3. I find the idea that voters don't understand the difference between candidates and parties a bit debatable. This certainly doesn't seem to be the case for most Democrats and Republicans, they seem to understand which party is closer to their priorities, and it's important to emphasize the word priority here, because some Republicans may be in favor of some Democrat policies, but just don't prioritize them. Of course, most doesn't mean all. Some voters may vote for a candidate or party just because that is what their parents did or their families do, and various other reasons.

4. One commentator talked about how Democrats have an inflationary spending plan, and that's the reason for Republican opposition. I really doubt it.
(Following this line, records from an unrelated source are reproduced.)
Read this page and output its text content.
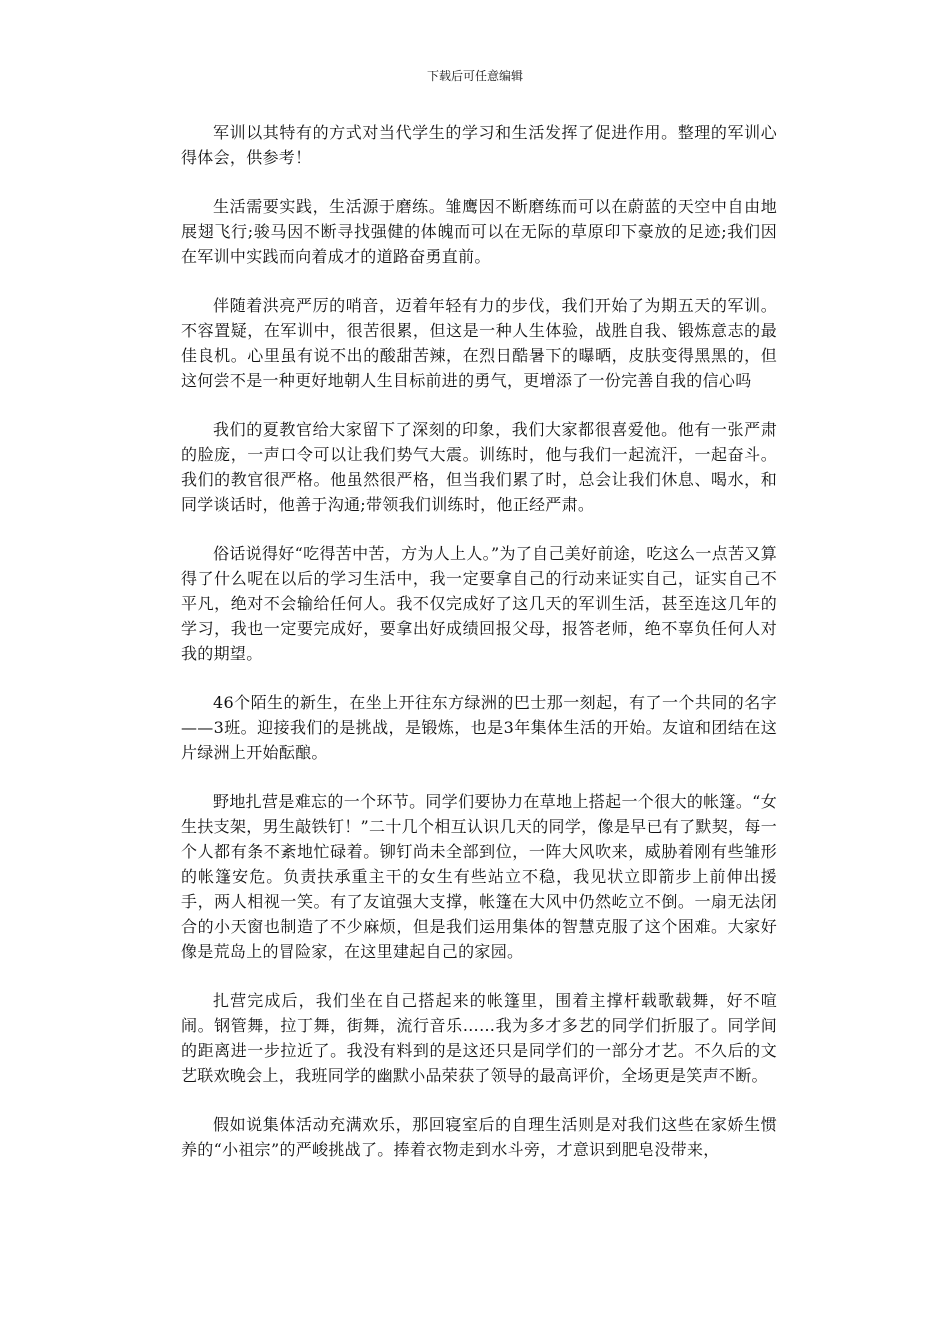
下载后可任意编辑

军训以其特有的方式对当代学生的学习和生活发挥了促进作用。整理的军训心得体会，供参考！

生活需要实践，生活源于磨练。雏鹰因不断磨练而可以在蔚蓝的天空中自由地展翅飞行;骏马因不断寻找强健的体魄而可以在无际的草原印下豪放的足迹;我们因在军训中实践而向着成才的道路奋勇直前。

伴随着洪亮严厉的哨音，迈着年轻有力的步伐，我们开始了为期五天的军训。不容置疑，在军训中，很苦很累，但这是一种人生体验，战胜自我、锻炼意志的最佳良机。心里虽有说不出的酸甜苦辣，在烈日酷暑下的曝晒，皮肤变得黑黑的，但这何尝不是一种更好地朝人生目标前进的勇气，更增添了一份完善自我的信心吗

我们的夏教官给大家留下了深刻的印象，我们大家都很喜爱他。他有一张严肃的脸庞，一声口令可以让我们势气大震。训练时，他与我们一起流汗，一起奋斗。我们的教官很严格。他虽然很严格，但当我们累了时，总会让我们休息、喝水，和同学谈话时，他善于沟通;带领我们训练时，他正经严肃。

俗话说得好“吃得苦中苦，方为人上人。”为了自己美好前途，吃这么一点苦又算得了什么呢在以后的学习生活中，我一定要拿自己的行动来证实自己，证实自己不平凡，绝对不会输给任何人。我不仅完成好了这几天的军训生活，甚至连这几年的学习，我也一定要完成好，要拿出好成绩回报父母，报答老师，绝不辜负任何人对我的期望。

46个陌生的新生，在坐上开往东方绿洲的巴士那一刻起，有了一个共同的名字——3班。迎接我们的是挑战，是锻炼，也是3年集体生活的开始。友谊和团结在这片绿洲上开始酝酿。

野地扎营是难忘的一个环节。同学们要协力在草地上搭起一个很大的帐篷。“女生扶支架，男生敲铁钉！”二十几个相互认识几天的同学，像是早已有了默契，每一个人都有条不紊地忙碌着。铆钉尚未全部到位，一阵大风吹来，威胁着刚有些雏形的帐篷安危。负责扶承重主干的女生有些站立不稳，我见状立即箭步上前伸出援手，两人相视一笑。有了友谊强大支撑，帐篷在大风中仍然屹立不倒。一扇无法闭合的小天窗也制造了不少麻烦，但是我们运用集体的智慧克服了这个困难。大家好像是荒岛上的冒险家，在这里建起自己的家园。

扎营完成后，我们坐在自己搭起来的帐篷里，围着主撑杆载歌载舞，好不喧闹。钢管舞，拉丁舞，街舞，流行音乐……我为多才多艺的同学们折服了。同学间的距离进一步拉近了。我没有料到的是这还只是同学们的一部分才艺。不久后的文艺联欢晚会上，我班同学的幽默小品荣获了领导的最高评价，全场更是笑声不断。

假如说集体活动充满欢乐，那回寝室后的自理生活则是对我们这些在家娇生惯养的“小祖宗”的严峻挑战了。捧着衣物走到水斗旁，才意识到肥皂没带来，
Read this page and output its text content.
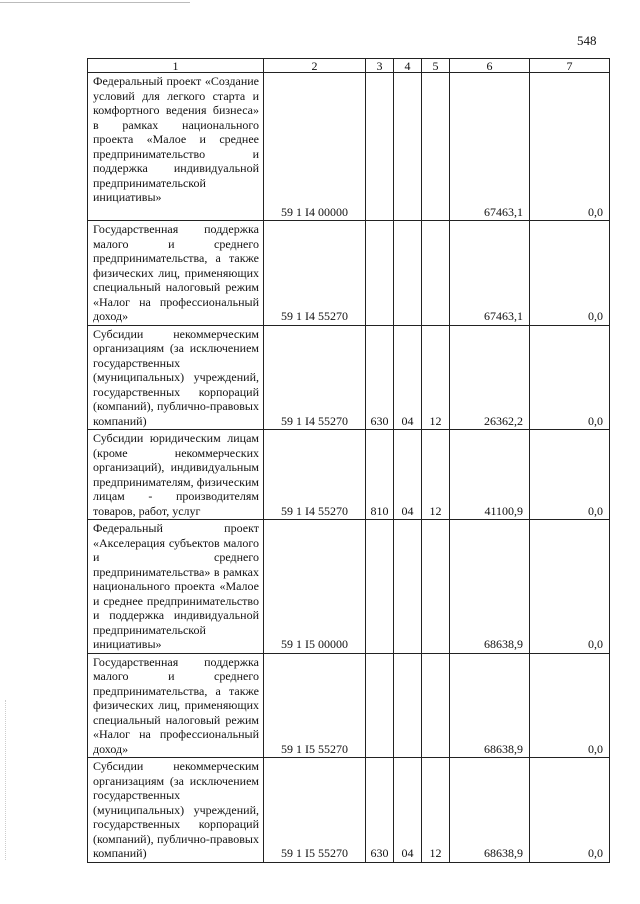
548
1	2	3	4	5	6	7
Федеральный проект «Создание условий для легкого старта и комфортного ведения бизнеса» в рамках национального проекта «Малое и среднее предпринимательство и поддержка индивидуальной предпринимательской инициативы»	59 1 I4 00000				67463,1	0,0
Государственная поддержка малого и среднего предпринимательства, а также физических лиц, применяющих специальный налоговый режим «Налог на профессиональный доход»	59 1 I4 55270				67463,1	0,0
Субсидии некоммерческим организациям (за исключением государственных (муниципальных) учреждений, государственных корпораций (компаний), публично-правовых компаний)	59 1 I4 55270	630	04	12	26362,2	0,0
Субсидии юридическим лицам (кроме некоммерческих организаций), индивидуальным предпринимателям, физическим лицам - производителям товаров, работ, услуг	59 1 I4 55270	810	04	12	41100,9	0,0
Федеральный проект «Акселерация субъектов малого и среднего предпринимательства» в рамках национального проекта «Малое и среднее предпринимательство и поддержка индивидуальной предпринимательской инициативы»	59 1 I5 00000				68638,9	0,0
Государственная поддержка малого и среднего предпринимательства, а также физических лиц, применяющих специальный налоговый режим «Налог на профессиональный доход»	59 1 I5 55270				68638,9	0,0
Субсидии некоммерческим организациям (за исключением государственных (муниципальных) учреждений, государственных корпораций (компаний), публично-правовых компаний)	59 1 I5 55270	630	04	12	68638,9	0,0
GOP voters didn't care when Trump was blowing up the deficit on his term, and Republican presidents are famous for running more deficits than Democratic Presidents, for the reason that Republicans cut taxes but can't cut spending due to political constraints. Biden with a Democratic trifecta is more likely to lower the deficit than Trump with any Congressional configuration. I just don't think voters care about deficits as much or at all. Voters care about inflation if their salaries are not rising above it, or better said, some voters care about it, because I don't think anything can move the core of two parties.